To illustrate, let me answer a question slightly
different from the one that was asked. Suppose we
were given, a priori, an assigned distribution of space
charge. Then it would be super-easy to write down
the algorithm to solve for the fields. We have a
Poisson solver instead of a Laplace solver, but the
idea is the same.
-- The update-step in the Laplace solver looks
at the local del squared, and if it is nonzero
it takes a step in a direction that will make it
more nearly zero.
-- The update-step in the Poisson solver looks
at the local del squared, and if it does not equal
the assigned value, it takes a step in the direction
that will make it more nearly so.

If you want to calculate the space charge as a
function of something else, you need to specify
what the something else is.

Specifically, a disturbance in the charge pattern with
wavelength lambda will die out exponentially with a
time constant tau, where
tau = (eps0 lambda^2) / (k L)
where 1/k is the resistivity of the paper

I considered a disturbance of the form
psi(t, x) = exp(-t/tau) sin(2pi x/lambda)
verified that it satisfied the equation of motion,
(not too near the boundaries) and solved for tau
as a function of lambda.

...
I do not know how to implement the above formula.
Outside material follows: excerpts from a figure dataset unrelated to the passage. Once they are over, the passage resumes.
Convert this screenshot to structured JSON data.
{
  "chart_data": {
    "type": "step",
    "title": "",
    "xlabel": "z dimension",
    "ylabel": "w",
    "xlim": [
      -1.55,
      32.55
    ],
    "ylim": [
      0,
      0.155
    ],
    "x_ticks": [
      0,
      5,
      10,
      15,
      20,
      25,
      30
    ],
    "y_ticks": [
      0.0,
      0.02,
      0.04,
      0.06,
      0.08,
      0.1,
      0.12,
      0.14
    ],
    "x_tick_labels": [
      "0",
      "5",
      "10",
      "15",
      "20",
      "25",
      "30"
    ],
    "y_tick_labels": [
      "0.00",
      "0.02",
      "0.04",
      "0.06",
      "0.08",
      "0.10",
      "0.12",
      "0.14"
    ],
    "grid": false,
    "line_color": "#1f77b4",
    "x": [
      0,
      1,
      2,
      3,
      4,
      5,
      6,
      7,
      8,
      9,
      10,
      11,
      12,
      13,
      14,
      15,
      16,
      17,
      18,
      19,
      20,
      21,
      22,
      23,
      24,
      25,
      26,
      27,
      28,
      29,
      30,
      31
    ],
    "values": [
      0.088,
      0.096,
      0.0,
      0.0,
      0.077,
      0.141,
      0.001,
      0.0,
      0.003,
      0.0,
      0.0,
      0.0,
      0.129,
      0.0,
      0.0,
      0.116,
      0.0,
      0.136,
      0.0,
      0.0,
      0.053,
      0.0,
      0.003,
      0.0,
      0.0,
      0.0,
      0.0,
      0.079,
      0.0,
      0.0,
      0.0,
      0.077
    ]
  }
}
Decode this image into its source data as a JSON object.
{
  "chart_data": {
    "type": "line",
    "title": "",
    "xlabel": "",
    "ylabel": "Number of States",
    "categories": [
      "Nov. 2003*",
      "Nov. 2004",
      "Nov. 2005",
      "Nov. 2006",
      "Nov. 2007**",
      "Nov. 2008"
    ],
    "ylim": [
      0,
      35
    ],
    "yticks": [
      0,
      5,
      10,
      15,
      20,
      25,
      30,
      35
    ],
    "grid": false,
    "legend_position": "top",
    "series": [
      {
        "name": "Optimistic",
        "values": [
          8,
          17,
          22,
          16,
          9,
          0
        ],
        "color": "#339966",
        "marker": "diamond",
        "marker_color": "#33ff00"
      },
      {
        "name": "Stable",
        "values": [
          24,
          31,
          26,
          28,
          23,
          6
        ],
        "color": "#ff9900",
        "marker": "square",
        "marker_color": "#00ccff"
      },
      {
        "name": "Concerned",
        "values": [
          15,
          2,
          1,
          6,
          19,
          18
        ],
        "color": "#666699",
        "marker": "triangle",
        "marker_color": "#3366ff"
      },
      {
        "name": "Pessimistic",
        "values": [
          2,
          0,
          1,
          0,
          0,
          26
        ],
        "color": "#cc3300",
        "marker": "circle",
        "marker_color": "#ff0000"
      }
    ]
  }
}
You don't need to implement it. That is something
that should come _out_ of a detailed simulation
of the time-dependence, not something that goes in.
And it's approximate, anyway.
All that went in to deriving it was things like
-- the idea of a capacitance
-- the idea of a resistivity
which are the sensible inputs IMHO.

That formula was intended to answer a particular
narrow qualitative question, namely what happens
if you change gradually from a high-conductivity
medium such as resistor paper to a tremendously
low-conductivity medium such as, say, rhombic
sulfur. The answer is that the timescale for
the medium to settle down on "right answer"
diverges, and the formula tells you qualitatively
what the timescale is.

(Also note that the demands on your voltmeter,
such as input impedance, also diverge. I suspect
lots and lots of students have gotten bogus
results from using junky voltmeters.)